Christian Heilmann

The Fox is out of the bag #FirefoxOS

Monday, July 1st, 2013 at 1:42 pm

FirefoxOS has been my main focus over quite a period of time now. I worked with the system, I helped developers port their apps to it and I spend hours and hours writing about it, making demos and talking to the press and anyone who’d stand still long enough (or sit on a plane next to me). Today I got my reward with the FirefoxOS movement going from “Idea” via “Prototype” to “Developer Preview” and now “Launch”.

As announced today on the Mozilla blog Mozilla and Partners Prepare to Launch First Firefox OS Smartphones and by prepare this means adding the shiny bow to the boxes containing phones that end users will be able to buy.
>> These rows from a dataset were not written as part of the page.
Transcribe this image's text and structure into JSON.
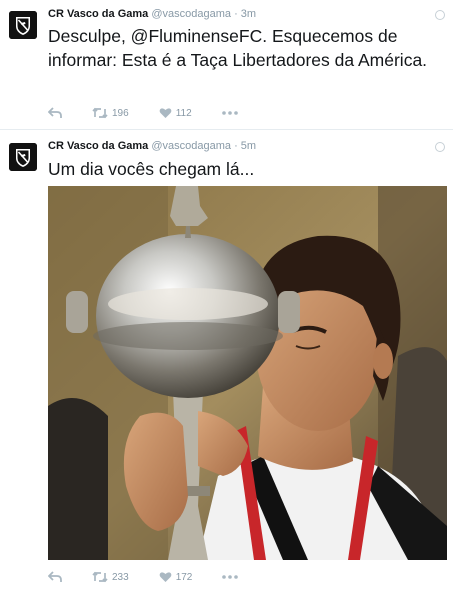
{
  "tweets": [
    {
      "name": "CR Vasco da Gama",
      "handle": "@vascodagama",
      "separator": "·",
      "time": "3m",
      "text": "Desculpe, @FluminenseFC. Esquecemos de informar: Esta é a Taça Libertadores da América.",
      "retweets": "196",
      "likes": "112"
    },
    {
      "name": "CR Vasco da Gama",
      "handle": "@vascodagama",
      "separator": "·",
      "time": "5m",
      "text": "Um dia vocês chegam lá...",
      "retweets": "233",
      "likes": "172"
    }
  ],
  "icons": {
    "reply": "reply-icon",
    "retweet": "retweet-icon",
    "like": "heart-icon",
    "more": "more-icon",
    "avatar": "vasco-crest-icon",
    "caret": "caret-icon"
  },
  "colors": {
    "text": "#14171a",
    "muted": "#8899a6",
    "divider": "#e6ecf0"
  }
}
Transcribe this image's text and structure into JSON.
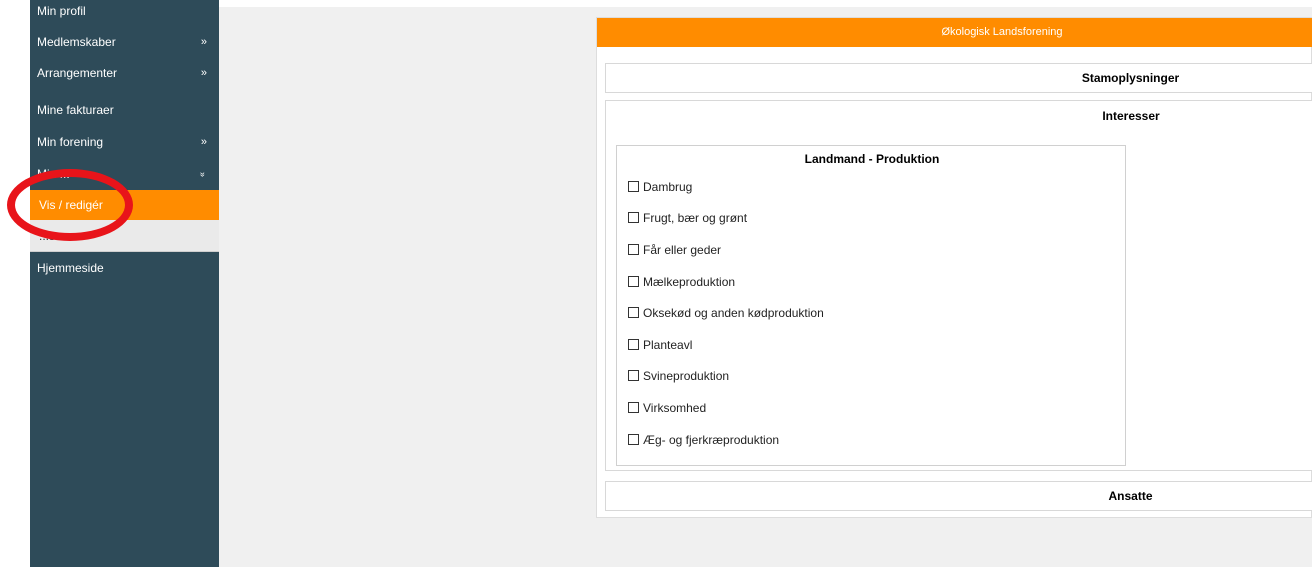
{
  "sidebar": {
    "items": [
      {
        "label": "Min profil",
        "chevron": ""
      },
      {
        "label": "Medlemskaber",
        "chevron": "»"
      },
      {
        "label": "Arrangementer",
        "chevron": "»"
      },
      {
        "label": "Mine fakturaer",
        "chevron": ""
      },
      {
        "label": "Min forening",
        "chevron": "»"
      },
      {
        "label": "Min ...",
        "chevron": "»"
      }
    ],
    "subitems": [
      {
        "label": "Vis / redigér",
        "active": true
      },
      {
        "label": "...s..."
      }
    ],
    "homepage": "Hjemmeside"
  },
  "panel": {
    "header": "Økologisk Landsforening",
    "sections": {
      "stamoplysninger": "Stamoplysninger",
      "interesser": "Interesser",
      "ansatte": "Ansatte"
    },
    "group": {
      "title": "Landmand - Produktion",
      "options": [
        "Dambrug",
        "Frugt, bær og grønt",
        "Får eller geder",
        "Mælkeproduktion",
        "Oksekød og anden kødproduktion",
        "Planteavl",
        "Svineproduktion",
        "Virksomhed",
        "Æg- og fjerkræproduktion"
      ]
    }
  },
  "colors": {
    "sidebar": "#2e4b59",
    "accent": "#ff8c00",
    "highlight_ring": "#e8141a"
  }
}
According to the Telefonica blog announcement this will be very soon indeed and the offer is pretty amazing:

Movistar to offer the ZTE Open for €69, including €30 of balance for prepaid customers and a 4GB microSD card.

Not only is the price very competitive, you get a great phone for that:

I’ve said this many times before, but let me now here repeat the things that really get me excited like a 5 year old on sugar rush about Firefox OS:

  • Firefox OS kills the idea of mobile web connectivity only being for the rich in the western world. Yes, for us in the US or the UK having a new shiny phone every half year is not an issue as companies are killing each other trying to underbid the price and offers of the others. But a usable Android that is not generations behind and hard-wired to a terrible stock browser or an iPhone is just not affordable to everyone. Even worse, if you have no credit card you couldn’t even buy apps for them. This is unfair, elitist and plainly against anything the web stands for. FirefoxOS is affordable, and apps can be bought on prepay or on your phone bill and the OS is the browser which means updates are easy
  • FirefoxOS does not assume a fast, stable and always available connection. When traveling I start hating my Android phone which I love to bits otherwise. Having dozens of megabyte updates over roaming is out of the question and neither is using flaky and slow wireless connections. Firefox OS has no native apps – all of them, including the system apps are written in HTML, CSS and JavaScript. Thus they are much smaller and can have atomic updates instead of having to be replaced as a unit every single time.
  • Firefox OS is the web in your pocket. It is Firefox and nothing else (other than a Linux core to access the hardware). Thus I will not be told to “download the native app” when I go to web sites that are perfectly fine to use.
  • Firefox OS is the platform HTML5 deserves For developers, our HTML5 solutions are finally first-class citizens. We are not shoved into a slower web view and told we can not access the hardware.
  • Firefox OS apps are web distributed apps. Users can go to the marketplace and find our apps by hand or via review or they could search for a certain song, movie, football team and dish and find our app that way. App discovery is as simple as using the web and finding web sites. Instead of having to pay as a developer and be at the mercy of the T&C of closed marketplaces I can publish a Firefox OS app by adding a button and calling the open web apps API. That way my current web site is the ad for my app and all my visitors potential app users.

All of this is obvious to me as a geek but doesn’t mean anything if we don’t get devices in the hands of end users. And this is what happens now – big time! Alcatel, ZTE, Telefonica, Deutsche Telekom, Spain and Poland. The fox really is out of the bag now. And oh how it will roam and run into many other directions. Be part of this, as a web developer, it is the most rewarding platform that will not change from under you at the whim of company goals or shareholder demands.